Search code examples
pythonunicodeyoutube-dl

python youtube-dl output file not in unicode?


Is there anyway to get the youtube-dl.extract_info() function to use unicode when creating the output file?

I have encountered the problem that if you download something with unicode characters like | in the title then the output file name will not have the same character. It will be replaced with _ instead.

Take this song title for example. If I download it with youtube-dl then I get this file name 【Nightcore】→ Pretty Girl _ Lyrics-dMAOnScOyGE. Same thing happens with different kind of characters.

Is there any way to stop this? Because it's a annoying if you want do do anything with that file afterwards.

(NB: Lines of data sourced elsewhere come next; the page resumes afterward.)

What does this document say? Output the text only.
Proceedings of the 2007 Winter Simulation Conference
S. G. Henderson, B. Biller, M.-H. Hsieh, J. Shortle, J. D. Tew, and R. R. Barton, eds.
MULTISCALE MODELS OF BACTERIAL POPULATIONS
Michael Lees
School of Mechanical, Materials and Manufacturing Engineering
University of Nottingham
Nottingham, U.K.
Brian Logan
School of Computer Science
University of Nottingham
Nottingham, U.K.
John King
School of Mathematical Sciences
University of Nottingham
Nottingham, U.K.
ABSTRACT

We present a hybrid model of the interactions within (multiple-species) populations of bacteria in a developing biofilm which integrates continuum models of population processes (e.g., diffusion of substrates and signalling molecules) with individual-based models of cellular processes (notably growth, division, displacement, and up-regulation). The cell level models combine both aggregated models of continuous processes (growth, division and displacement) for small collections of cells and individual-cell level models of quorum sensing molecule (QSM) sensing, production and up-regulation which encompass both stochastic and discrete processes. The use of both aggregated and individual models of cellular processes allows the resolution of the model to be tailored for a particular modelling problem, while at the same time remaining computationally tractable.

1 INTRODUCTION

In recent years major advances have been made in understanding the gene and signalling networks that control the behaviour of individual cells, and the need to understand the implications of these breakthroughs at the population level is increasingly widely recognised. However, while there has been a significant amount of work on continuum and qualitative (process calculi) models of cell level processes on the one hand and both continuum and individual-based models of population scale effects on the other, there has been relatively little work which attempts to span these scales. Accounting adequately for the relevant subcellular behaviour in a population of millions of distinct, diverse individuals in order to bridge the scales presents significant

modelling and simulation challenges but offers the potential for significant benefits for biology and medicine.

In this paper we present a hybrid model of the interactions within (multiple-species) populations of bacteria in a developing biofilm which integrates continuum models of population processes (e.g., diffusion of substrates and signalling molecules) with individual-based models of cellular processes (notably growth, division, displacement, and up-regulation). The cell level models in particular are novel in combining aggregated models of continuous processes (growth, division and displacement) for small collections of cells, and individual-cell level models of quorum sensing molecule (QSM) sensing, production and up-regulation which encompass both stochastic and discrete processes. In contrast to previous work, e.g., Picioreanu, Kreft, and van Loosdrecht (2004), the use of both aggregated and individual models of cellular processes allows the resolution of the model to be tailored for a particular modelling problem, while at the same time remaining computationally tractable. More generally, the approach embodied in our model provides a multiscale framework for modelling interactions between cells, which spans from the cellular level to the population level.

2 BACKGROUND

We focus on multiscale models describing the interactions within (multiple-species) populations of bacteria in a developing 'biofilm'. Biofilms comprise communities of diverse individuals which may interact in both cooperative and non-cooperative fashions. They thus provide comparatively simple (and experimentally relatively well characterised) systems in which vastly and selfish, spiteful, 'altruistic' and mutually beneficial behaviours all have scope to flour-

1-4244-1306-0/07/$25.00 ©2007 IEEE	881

To get the new file name I would need to do something like os.listdir(dir) to get the file. So it's not impossible to get the new file name, but I am just interested if there is a easier way.


Solution

  • The encoding of | to _ is hardcoded in sanitize_filename in youtube_dl/utils.py. You can turn it off programatically by substituting youtube_dl.utils.sanitize_filename with your own implementation.

    However, doing so is not recommended, and not supported out of the box. This is because | is an invalid character on Windows and can be used to execute arbitrary commands if expanded in a buggy script.

    Insecure filenames were supported at one time, but I removed them from youtube-dl because too many people were shooting themselves in the foot, and often reported problems that clearly would have let any attacker execute arbitrary code on their machines.